In der ersten Phase führten die beteiligten Forschenden drei aufwändige Wolken-Mess-Kampagnen in der Arktis durch. Die Untersuchungen wurden in der zweiten Phase auf die innere Arktis und auf ein ganzes Jahr als Beobachtungszeitraum ausgedehnt, um jahreszeitliche Unterschiede zu quantifizieren. In der nun folgenden dritten Förderperiode liegt der Fokus auf dem Zusammenbringen der verschiedenen Beobachtungen zu einem Gesamtverständnis. Ein besonderer Schwerpunkt liegt dabei darauf, wie sich Wolken bei Luftmassentransporten in bzw. aus der Arktis hinaus entwickeln. Dazu werden neben Analysen der MOSAiC- Kampagne, den Langzeitmessungen in Ny-Ålesund und Modellierungen auf der Hektometer-Skala spezielle Messungen mit dem neuen Kölner Großgerät GRAWAC vom Polarflugzeug über Meereis durchgeführt.

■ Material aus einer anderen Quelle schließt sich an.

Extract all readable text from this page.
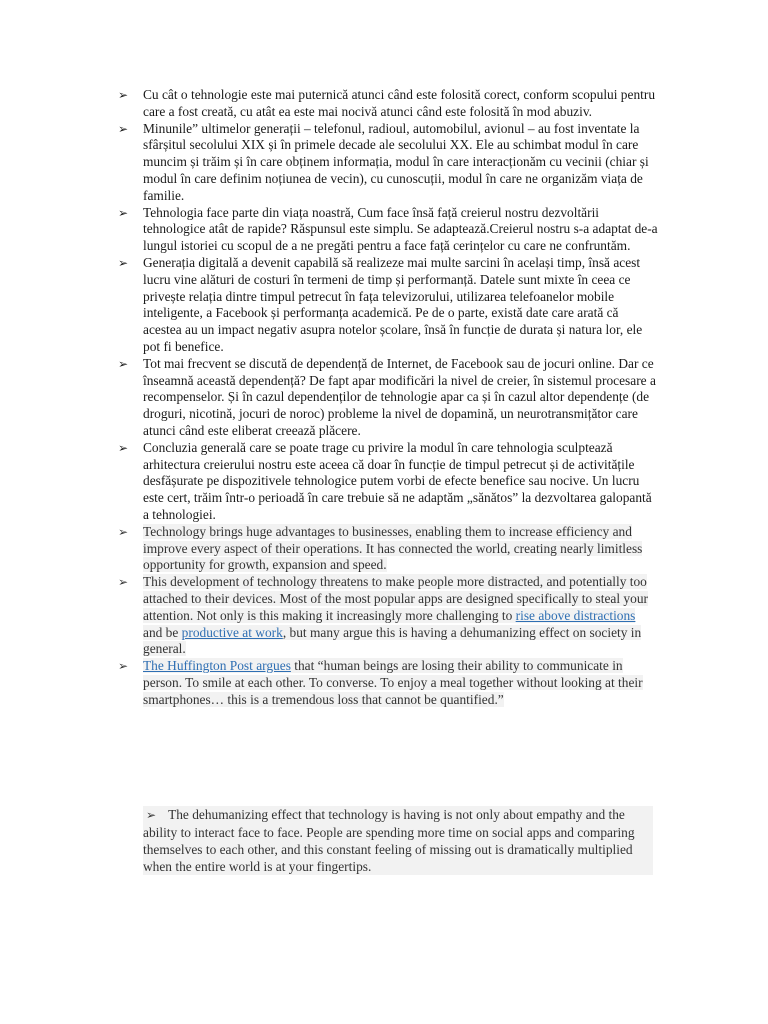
➢ Cu cât o tehnologie este mai puternică atunci când este folosită corect, conform scopului pentru care a fost creată, cu atât ea este mai nocivă atunci când este folosită în mod abuziv.
➢ Minunile” ultimelor generații – telefonul, radioul, automobilul, avionul – au fost inventate la sfârșitul secolului XIX și în primele decade ale secolului XX. Ele au schimbat modul în care muncim și trăim și în care obținem informația, modul în care interacționăm cu vecinii (chiar și modul în care definim noțiunea de vecin), cu cunoscuții, modul în care ne organizăm viața de familie.
➢ Tehnologia face parte din viața noastră, Cum face însă față creierul nostru dezvoltării tehnologice atât de rapide? Răspunsul este simplu. Se adaptează.Creierul nostru s-a adaptat de-a lungul istoriei cu scopul de a ne pregăti pentru a face față cerințelor cu care ne confruntăm.
➢ Generația digitală a devenit capabilă să realizeze mai multe sarcini în același timp, însă acest lucru vine alături de costuri în termeni de timp și performanță. Datele sunt mixte în ceea ce privește relația dintre timpul petrecut în fața televizorului, utilizarea telefoanelor mobile inteligente, a Facebook și performanța academică. Pe de o parte, există date care arată că acestea au un impact negativ asupra notelor școlare, însă în funcție de durata și natura lor, ele pot fi benefice.
➢ Tot mai frecvent se discută de dependență de Internet, de Facebook sau de jocuri online. Dar ce înseamnă această dependență? De fapt apar modificări la nivel de creier, în sistemul procesare a recompenselor. Și în cazul dependenților de tehnologie apar ca și în cazul altor dependențe (de droguri, nicotină, jocuri de noroc) probleme la nivel de dopamină, un neurotransmițător care atunci când este eliberat creează plăcere.
➢ Concluzia generală care se poate trage cu privire la modul în care tehnologia sculptează arhitectura creierului nostru este aceea că doar în funcție de timpul petrecut și de activitățile desfășurate pe dispozitivele tehnologice putem vorbi de efecte benefice sau nocive. Un lucru este cert, trăim într-o perioadă în care trebuie să ne adaptăm „sănătos” la dezvoltarea galopantă a tehnologiei.
➢ Technology brings huge advantages to businesses, enabling them to increase efficiency and improve every aspect of their operations. It has connected the world, creating nearly limitless opportunity for growth, expansion and speed.
➢ This development of technology threatens to make people more distracted, and potentially too attached to their devices. Most of the most popular apps are designed specifically to steal your attention. Not only is this making it increasingly more challenging to rise above distractions and be productive at work, but many argue this is having a dehumanizing effect on society in general.
➢ The Huffington Post argues that “human beings are losing their ability to communicate in person. To smile at each other. To converse. To enjoy a meal together without looking at their smartphones… this is a tremendous loss that cannot be quantified.”
➢ The dehumanizing effect that technology is having is not only about empathy and the ability to interact face to face. People are spending more time on social apps and comparing themselves to each other, and this constant feeling of missing out is dramatically multiplied when the entire world is at your fingertips.
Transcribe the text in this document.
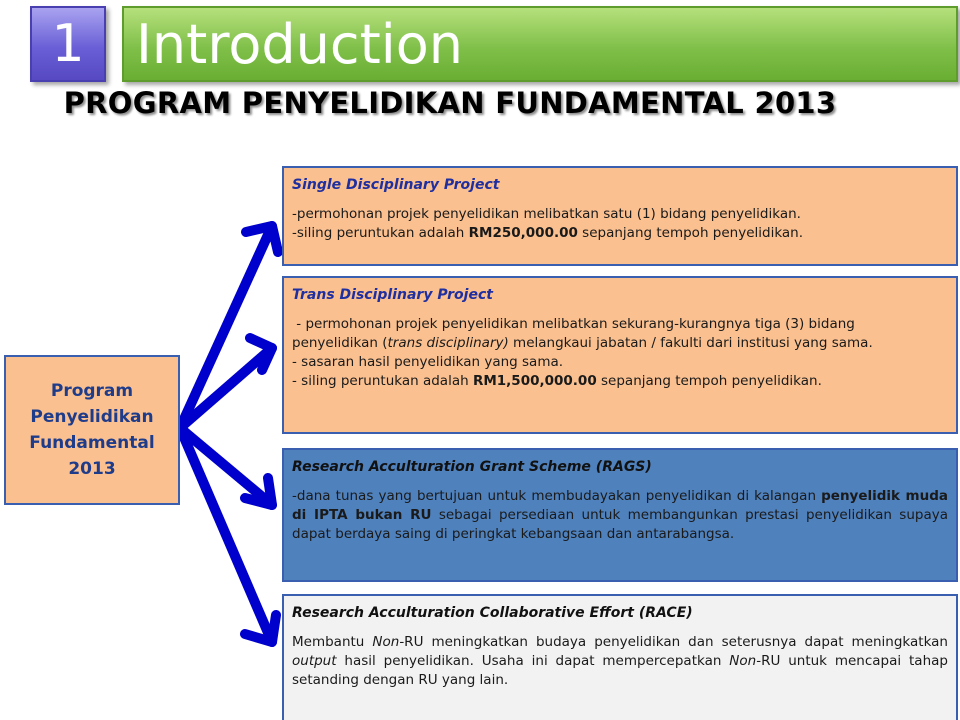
1 Introduction
PROGRAM PENYELIDIKAN FUNDAMENTAL 2013
Program
Penyelidikan
Fundamental
2013
Single Disciplinary Project

-permohonan projek penyelidikan melibatkan satu (1) bidang penyelidikan.

-siling peruntukan adalah RM250,000.00 sepanjang tempoh penyelidikan.

Trans Disciplinary Project

- permohonan projek penyelidikan melibatkan sekurang-kurangnya tiga (3) bidang

penyelidikan (trans disciplinary) melangkaui jabatan / fakulti dari institusi yang sama.

- sasaran hasil penyelidikan yang sama.

- siling peruntukan adalah RM1,500,000.00 sepanjang tempoh penyelidikan.

Research Acculturation Grant Scheme (RAGS)

-dana tunas yang bertujuan untuk membudayakan penyelidikan di kalangan penyelidik muda di IPTA bukan RU sebagai persediaan untuk membangunkan prestasi penyelidikan supaya dapat berdaya saing di peringkat kebangsaan dan antarabangsa.

Research Acculturation Collaborative Effort (RACE)

Membantu Non-RU meningkatkan budaya penyelidikan dan seterusnya dapat meningkatkan output hasil penyelidikan. Usaha ini dapat mempercepatkan Non-RU untuk mencapai tahap setanding dengan RU yang lain.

Die bewilligte Summe für die neue Förderperiode beträgt knapp 4 Millionen Euro. Mitantragstellerin Professorin Dr. Susanne Crewell von der Universität zu Köln sagt: „In den letzten Jahren haben wir eine Vielzahl von neuartigen Messungen in der Arktis gewonnen, die die große Dynamik des dortigen Klimasystems zeigen. Wir wollen nun in den nächsten vier Jahren diese zur Modellverbesserung nutzen, um die weitere Entwicklung der Arktis in einem zukünftigen, wärmeren Klima besser vorauszusehen.“
Sprachliche Vielfalt jedes Einzelnen
Der SFB 1412 „Register: Language-Users’ Knowledge of Situational-Functional Variation“ unter der Sprecherschaft der Humboldt-Universität zu Berlin wird mit rund 9 Millionen Euro für eine zweite Periode (von 2024 bis 2027) gefördert. Der SFB untersucht Aspekte des Registerwissens von Sprecher*innen einer Sprache. Das Registerwissen bezeichnet die Fähigkeit, die eigene Sprache je nach Situation anzupassen und etwa zwischen Gesprächen innerhalb der Familie und in offiziellen Situationen zu unterscheiden. Der Kölner Professor Aria Adli ist mit dem Teilprojekt “Disentangling cross-linguistic and language-specific aspects of register variation” an diesem SFB beteiligt, welches er gemeinsam mit seinen Berliner Kolleginnen Prof. Elisabeth Verhoeven und Dr. Jozina Vander Klok leitet.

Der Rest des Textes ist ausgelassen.